Patrick Frisk, CEO of Under Armor, will step down with the interim chief

CEO Patrick Frisk

Under Armor has announced that President and CEO Patrick Frisk will step down on June 1 as the sporting goods retailer looks for a replacement.

Meanwhile, chief operating officer Colin Brown will currently serve as president and chief executive officer, the company said in a press release Wednesday. In addition, Frisk is expected to remain with Under Armor as a consultant until September 1.

Frisk gave no reason for his highly unexpected departure. He did not immediately respond to news requests for comment.

The former CEO of shoe parent company Aldo Group joined Under Armor in 2017 and took over as CEO from company founder Kevin Planck in January 2020.

In a telephone interview late Wednesday, Planck told the news. That it would allow the company to open a new chapter of growth, particularly by increasing its e-commerce operations.

“We think we are at the forefront now,” he said. “And looking ahead, we believe this is a good time to take a real growth perspective. Planck later said, “We can be a much better digital company.

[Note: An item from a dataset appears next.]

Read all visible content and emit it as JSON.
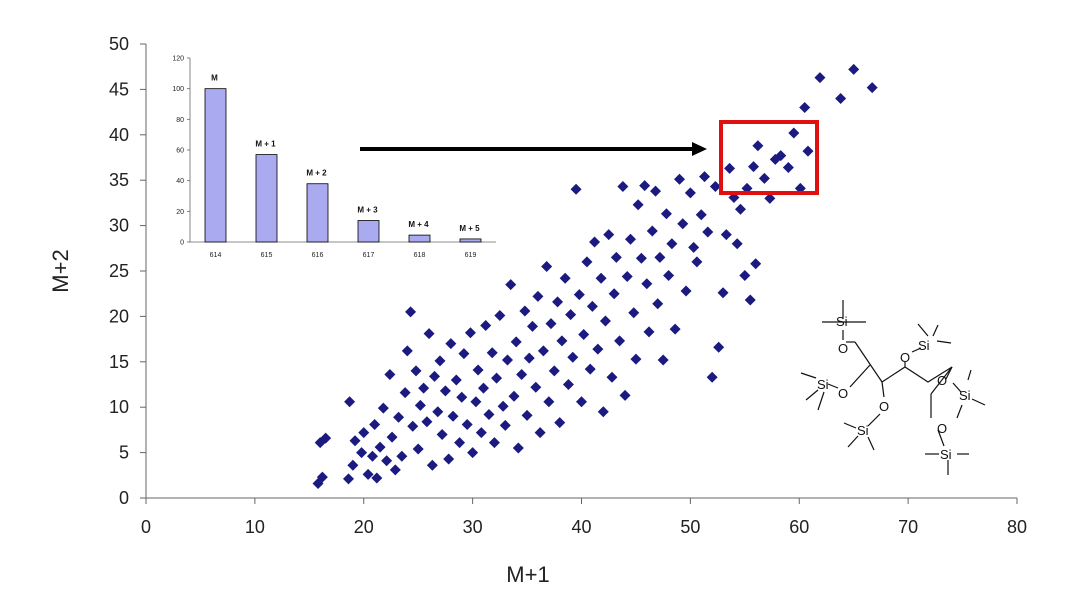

Planck added that the role of CEO is not currently being considered.

During his tenure, Frisk helped Under Armor achieve significant changes that have also occurred amid the Covid-19 pandemic.

Frisk works to limit the number of rebates that Under Armor offers to third-party retailers to increase profits. He also tried to make the brand look more premium in the eyes of peers like Nike and Lululemon.

But it’s not without challenges. Earlier this month, Under Armor, said bottlenecks in global supply chains were still affecting its business as China’s renewed Covid-19 lockdown reduced demand. This offers a disappointing outlook for fiscal 2023, which runs from April 1 to March 31 next year.

Under Armor has announced that it is seeking a new CEO internally and externally.

“I am very proud of what we have accomplished as a team,” Frisk said in a Wednesday statement. “Together, we have done a great job strengthening this iconic brand while significantly consolidating its operations.”

The stock is down more than 3% in long-term trading. Under Armor, shares are down about 50% year over year.